Connie Berg (Flamingo World) was way ahead of us a few years back when it came to efforts to not rely on search engines. I remember the whining in 2003 after Google's Florida update that but a lot of Datafeed/Webmerge affiliate sites out of business, she had no problem at all.
Also posting the Affiliate Site URL was no problem for her, because copycats were not feared by her. Copy the site, "sure go ahead, send me the link that I can see how my site looked in the past, just like archive.org".
We learned our lessons. That's why didn't put us Google's f**k ups during the last 15 months out of business, but it did hurt nevertheless.They better get their act straight soon or Google will have an Index full of pages that b*tch and yell about Google.

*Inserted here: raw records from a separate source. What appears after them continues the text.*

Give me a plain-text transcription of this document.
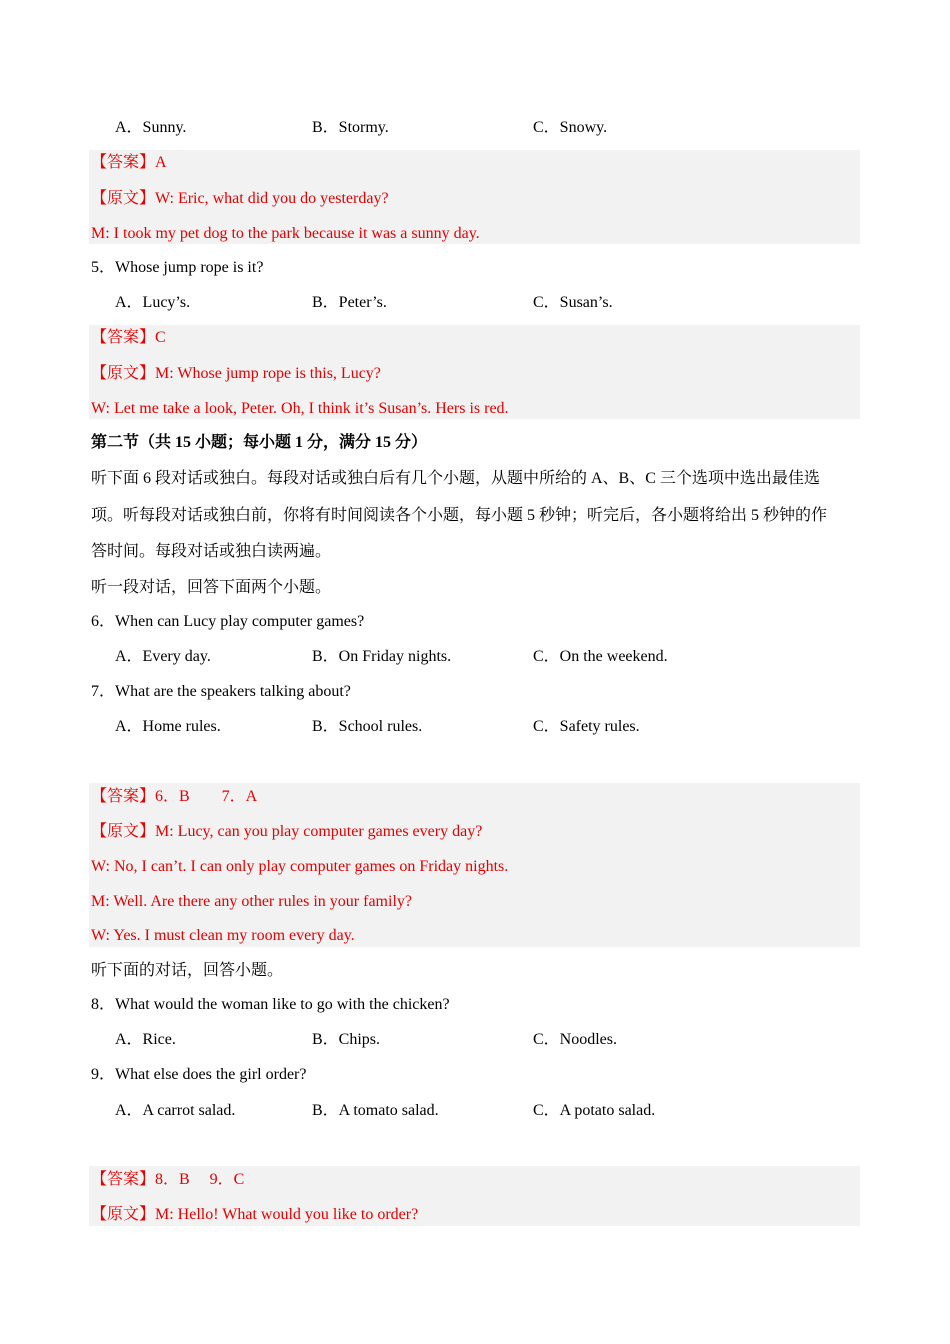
A．Sunny.	B．Stormy.	C．Snowy.
【答案】A
【原文】W: Eric, what did you do yesterday?
M: I took my pet dog to the park because it was a sunny day.
5．Whose jump rope is it?
A．Lucy’s.	B．Peter’s.	C．Susan’s.
【答案】C
【原文】M: Whose jump rope is this, Lucy?
W: Let me take a look, Peter. Oh, I think it’s Susan’s. Hers is red.
第二节（共 15 小题；每小题 1 分，满分 15 分）
听下面 6 段对话或独白。每段对话或独白后有几个小题，从题中所给的 A、B、C 三个选项中选出最佳选
项。听每段对话或独白前，你将有时间阅读各个小题，每小题 5 秒钟；听完后，各小题将给出 5 秒钟的作
答时间。每段对话或独白读两遍。
听一段对话，回答下面两个小题。
6．When can Lucy play computer games?
A．Every day.	B．On Friday nights.	C．On the weekend.
7．What are the speakers talking about?
A．Home rules.	B．School rules.	C．Safety rules.
【答案】6．B　　7．A
【原文】M: Lucy, can you play computer games every day?
W: No, I can’t. I can only play computer games on Friday nights.
M: Well. Are there any other rules in your family?
W: Yes. I must clean my room every day.
听下面的对话，回答小题。
8．What would the woman like to go with the chicken?
A．Rice.	B．Chips.	C．Noodles.
9．What else does the girl order?
A．A carrot salad.	B．A tomato salad.	C．A potato salad.
【答案】8．B　 9．C
【原文】M: Hello! What would you like to order?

Posted by: Roy[SAC] | March 20, 2006 at 09:53 PM
Hey Peter,
Thanks for the nice comments. I hope your startup is continuing to do well. We're still struggling in the Google rankings, but over the next 6 weeks we should be getting a lot of media exposure. At some point I'm hopeful people will realize that Google really is broken, but I'm not holding my breath! ;-)
Here's an example of just how screwed up Google is right now. Currently in the index you can find 12,300 pages of my site by an IP address (69.20.29.210) that was deactivated three months ago when I had to change servers due to the fact that we were hacked. For the actual site (www.alexscoupons.com) you can only find 801 pages in the index.
Oh well I'll just keep plugging away. Hope everything is going great. Take care.
-- Todd
Posted by: Todd Martini | April 22, 2006 at 10:58 PM
Todd, read my lastest on marketing without Google.
Posted by: Peter | April 25, 2006 at 12:25 PM
Nice read, more info to add to my useless knowledge of search engine ranking lol
Posted by: bob smith | April 16, 2008 at 04:50 PM
S.E.O is a blackart sometimes and because on SERP's changes things can not always goto plan, especially with the semantic searches and WEB 2.0 networks that can alter things on a daily timescale as opposed to years ago when things were far slower.
Posted by: site seo | June 23, 2008 at 04:10 PM
I think that results on www.clusty.com it is better than on other web search engines. And what you think of it?